If the Accounts Receivable is stuck, there is a lack of cash with the company, and it is deprived of working capital. It could have used that money that was coming for some project. AB InBev wanted to know the point of time at which the cash is going to be with us and how much.
Account payable plays a crucial role as well. Though it is controllable, businesses would like to see, based on the current financial ecosystem, when they are able to make the payment. This is where the forecasting engine has been built. It gives a flavour of what amount will be coming to the company and what amount will be payable in what amount in time.
Procure to Pay
The procure-to-pay process is one of the most business-critical technology stacks. It extends beyond your enterprise and involves suppliers. Therefore, it is crucial to adopt a seamless, efficient, and human-centric approach to designing and developing procurement solutions. When AB InBev is trying to procure goods, it encounters various challenges. Initially, it used to track one metric payment on time, but it was not giving the company the entire picture. So the team now looks at overpayment and early payment as well.
The payment leakage detector solution helps PTP teams identify duplicate invoice postings. The solution is powered by AI and leverages the last three years of data to find similar patterns between existing and new invoice postings through NLP and pattern matching.
Smart Collections System
AB InBev’s Order-to-Cash (OTC) teams are responsible for processing over $50 billion worth of invoices every year. However, even after having fully optimised solutions in place, the company has encountered many issues. The hurdles arise out of system dependencies and the business silos of various departments. These problems can create invoicing disputes that result in financial and strategic burdens on ABI business. Invoicing disputes can arise due to a variety of reasons such as inept order processing due to inefficiencies in the order management system, inconsistent payment terms, inaccurate and incomplete invoicing etc.
Some repercussions due to invoicing disputes include
- Nonadherence to scheduling agreements leads to undercharging issues.
- Delayed collections and recovery leading to impact on DSO (Days of Sales Outstanding)
- Negative impact on customer relationships, incorrect discounts
To solve such problems, the analytics team at ABI designed the Smart Collections System. This AI-powered platform assists the OTC teams in avoiding revenue leakages through solving the invoicing disputes in the OTC cycle and ensuring the timely collection of correct payments.
Three modules:
- Early Warning System
This uses heuristic rules and fuzzy logic to solve the invoicing issues during order generation.
- Short Paid Analytics
With the help of Optical Character Recognition and Natural Language Processing (NLP), assists collections teams in short payment recovery from the customers (Proof of Deliveries).
- Delay Prediction Model
This model uses cutting edge machine learning algorithms to predict the customers who would delay their payments. This significantly helps the collections team to recover the dues and impact the company’s working capital.
Credit Risk
The objective here is to enhance current credit allocation by leveraging transaction history and analysing drivers for noncompliance.

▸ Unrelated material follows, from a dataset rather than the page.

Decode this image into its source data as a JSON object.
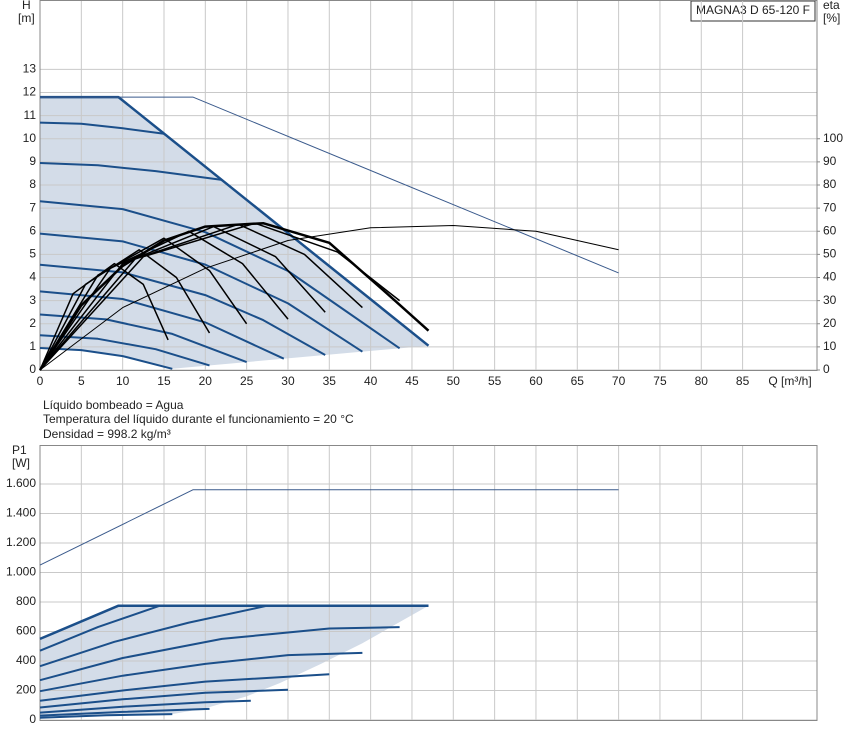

Here the data used are the invoice data (total invoices, delayed invoices, invoice amount), customer data (credit utilisation, payment term), Credit Bureau data and AR ageing data (AR ageing, balance, overdue).
It goes into two machine learning models.

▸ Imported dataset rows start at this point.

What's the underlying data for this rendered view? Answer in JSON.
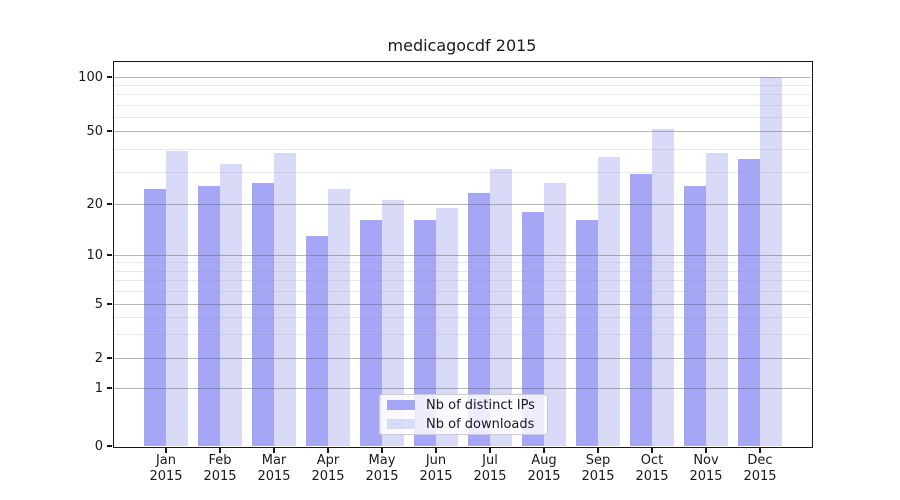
{
  "title": "medicagocdf 2015",
  "colors": {
    "distinct_ips_bar": "#a6a6f6",
    "downloads_bar": "#d9d9f8",
    "major_grid": "#b3b3b3",
    "minor_grid": "#e7e7e7",
    "spine": "#1a1a1a",
    "legend_border": "#cccccc"
  },
  "y_axis": {
    "tick_labels": [
      "100",
      "50",
      "20",
      "10",
      "5",
      "2",
      "1",
      "0"
    ],
    "tick_values": [
      100,
      50,
      20,
      10,
      5,
      2,
      1,
      0
    ]
  },
  "x_axis": {
    "tick_labels": [
      "Jan\n2015",
      "Feb\n2015",
      "Mar\n2015",
      "Apr\n2015",
      "May\n2015",
      "Jun\n2015",
      "Jul\n2015",
      "Aug\n2015",
      "Sep\n2015",
      "Oct\n2015",
      "Nov\n2015",
      "Dec\n2015"
    ]
  },
  "legend": {
    "items": [
      {
        "label": "Nb of distinct IPs",
        "color": "#a6a6f6"
      },
      {
        "label": "Nb of downloads",
        "color": "#d9d9f8"
      }
    ]
  },
  "chart_data": {
    "type": "bar",
    "title": "medicagocdf 2015",
    "categories": [
      "Jan 2015",
      "Feb 2015",
      "Mar 2015",
      "Apr 2015",
      "May 2015",
      "Jun 2015",
      "Jul 2015",
      "Aug 2015",
      "Sep 2015",
      "Oct 2015",
      "Nov 2015",
      "Dec 2015"
    ],
    "series": [
      {
        "name": "Nb of distinct IPs",
        "color": "#a6a6f6",
        "values": [
          24,
          25,
          26,
          13,
          16,
          16,
          23,
          18,
          16,
          29,
          25,
          35
        ]
      },
      {
        "name": "Nb of downloads",
        "color": "#d9d9f8",
        "values": [
          39,
          33,
          38,
          24,
          21,
          19,
          31,
          26,
          36,
          51,
          38,
          100
        ]
      }
    ],
    "xlabel": "",
    "ylabel": "",
    "yscale": "symlog",
    "ylim": [
      0,
      100
    ],
    "ytick_values": [
      0,
      1,
      2,
      5,
      10,
      20,
      50,
      100
    ],
    "minor_ytick_values": [
      3,
      4,
      6,
      7,
      8,
      9,
      30,
      40,
      60,
      70,
      80,
      90
    ],
    "grid": true,
    "legend_position": "lower center"
  }
}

- Model 1 – to determine credit risk category.
- Model 2 – to determine payment terms and credit limit.
Outcome
- Customers grouped into Credit Risk categories
- Dynamic Payment term determined for each customer
- Credit Limit determined for each customer
With analytics and AI taking such a central role in key business decisions,
AB In Bev as a leader is paving the way (and staying ahead) for integrating analytics and new-age technologies in business verticals. The use of cutting-edge tech in various aspects of the company’s finance systems has helped it optimise its performance and stay ahead in the game from its competitors.